Among soldiers there's a slang word for it, "pulped." It's used to describe the brain injury sustained from exposure to improvised explosive device blasts.
Now there's a medical acronym for pulped, "CTE" or Chronic Traumatic Encephalopathy. And it's estimated that one in five US veterans of the wars in Iraq and Afghanistan may have it.
Whereas PTSD is a mental illness, marked by unwelcome flashbacks and anguish, CTE is a progressive neurodegerative brain disorder characterized by abnormal protein deposits that eventually kill brain cells and thus cause cognitive declines, including loss of memory and the ability to learn as well as depression.
These researchers say they have demonstrated that exposure to a single blast equivalent to that generated by a typical improvised explosive device (IED) can result in CTE and long-term brain impairments that accompany the disease. The research, published online Wednesday in Science Translational Medicine, also indicates that soldiers are injured by more than just the initial shock wave of very high air pressure following a blast. An IED's secondary "blast wind," a huge volume of displaced air flooding at high pressure back into the vacuum, can also damage the brain and lead to long-term consequences such as CTE. The blast wind created by an IED can reach a velocity of more than 530 kilometers per hour. Winds from a category 5 hurricane (the most severe), by comparison, reach about 250 kilometers per hour.

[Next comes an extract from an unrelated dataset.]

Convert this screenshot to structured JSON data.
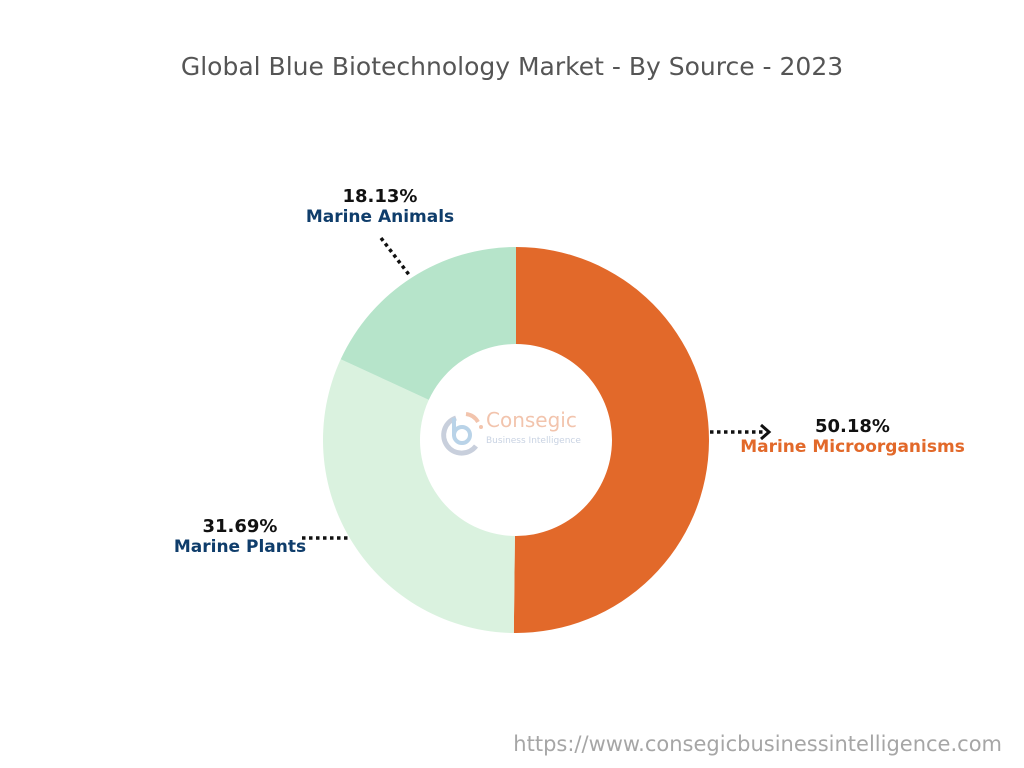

For their study, the researchers analyzed postmortem brain tissue from four military service members who were known to have been injured by a blast or had a concussive injury. The scientists compared that tissue with brain tissue samples from three young amateur American football players and a professional wrestler, all of whom had a history of repetitive concussive injury, and with four samples from comparably aged control subjects with no history of blast exposure, concussive injury or neurological disease. The signs of CTE (which can only be diagnosed postmortem) in the brains of blast-exposed military veterans were indistinguishable from those found in the deceased athletes.
But here's the rub. A soldier can't prove he or she has CTE. That can only be confirmed through an autopsy. And once wars are over, particularly if they don't end in stunning victories, messed up veterans really don't hold much residual interest for the political classes. This sort of thing is more likely to wind up as a law enforcement/criminal justice problem. Don't believe me? Ask anyone from the family of a disabled veteran.